The RSA is a multi-step and time-consuming assay. Even with the optimizations of the eRRSA, the 4 h required to wait until schizonts have reinvaded after single layer Percoll synchronization to obtain 0–3 h ring-stage parasites and the 6 h of drug incubation time cannot be avoided. However, by automating aspects of the assay that have a certain run time regardless of how many samples are being assayed (e.g., flow cytometry in a 96-well plate to set-up parasites and qPCR as the final readout), running larger numbers of samples in parallel does not add a significant amount of time to the assay. In addition to automation, decreasing the culture volumes (by using a 96-well plate) and using a quick and tight synchronization method (single layer Percoll) makes it possible for one researcher to set-up 12–15 parasites samples with technical replicates in a ~ 12 h day (Additional file 4).

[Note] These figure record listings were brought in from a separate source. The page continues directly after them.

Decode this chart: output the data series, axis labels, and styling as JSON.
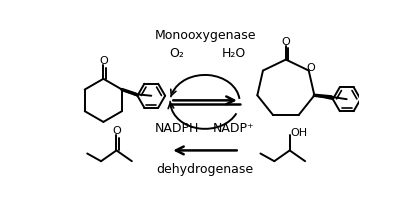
{
  "bg_color": "#ffffff",
  "text_color": "#000000",
  "labels": {
    "monooxygenase": "Monooxygenase",
    "o2": "O₂",
    "h2o": "H₂O",
    "nadph": "NADPH",
    "nadp": "NADP⁺",
    "dehydrogenase": "dehydrogenase"
  },
  "arrow_color": "#000000",
  "figsize": [
    4.0,
    2.03
  ],
  "dpi": 100
}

Finally, it was demonstrated that the eRRSA shows superior correlation with the clinical phenotype PC1/2. As ART resistance is currently presenting as a continuous phenotype, the ability to accurately determine intermediate phenotypes is critical in understanding ART resistance and identifying contributing genotypes beyond kelch13 propeller mutations. The efficiency of the eRRSA makes it an excellent replacement for the traditional RSA in any study of ART resistance requiring accuracy and higher throughput. The 15 cloned parasites examined include three which lack kelch13 mutations but show PC1/2 > 5. These include one clone (NHP4373) with PC1/2 = 7.1. Interestingly, these clones also show high eRRSA values, confirming their ART resistant status. These results provide further support that ART resistance may result from mutations elsewhere in the parasite genome, or perhaps from non-coding regulatory changes controlling kelch13 activity [17].

Conclusions

The eRRSA method described here provides a more robust in vitro representation of PC1/2 while also providing vastly improved throughput. Widespread adaptation of the eRRSA should significantly accelerate our understanding of artemisinin resistance, allowing for both high throughput surveillance of the spread of resistance and for the precise phenotyping necessary to uncover complex genetic contributors to resistance.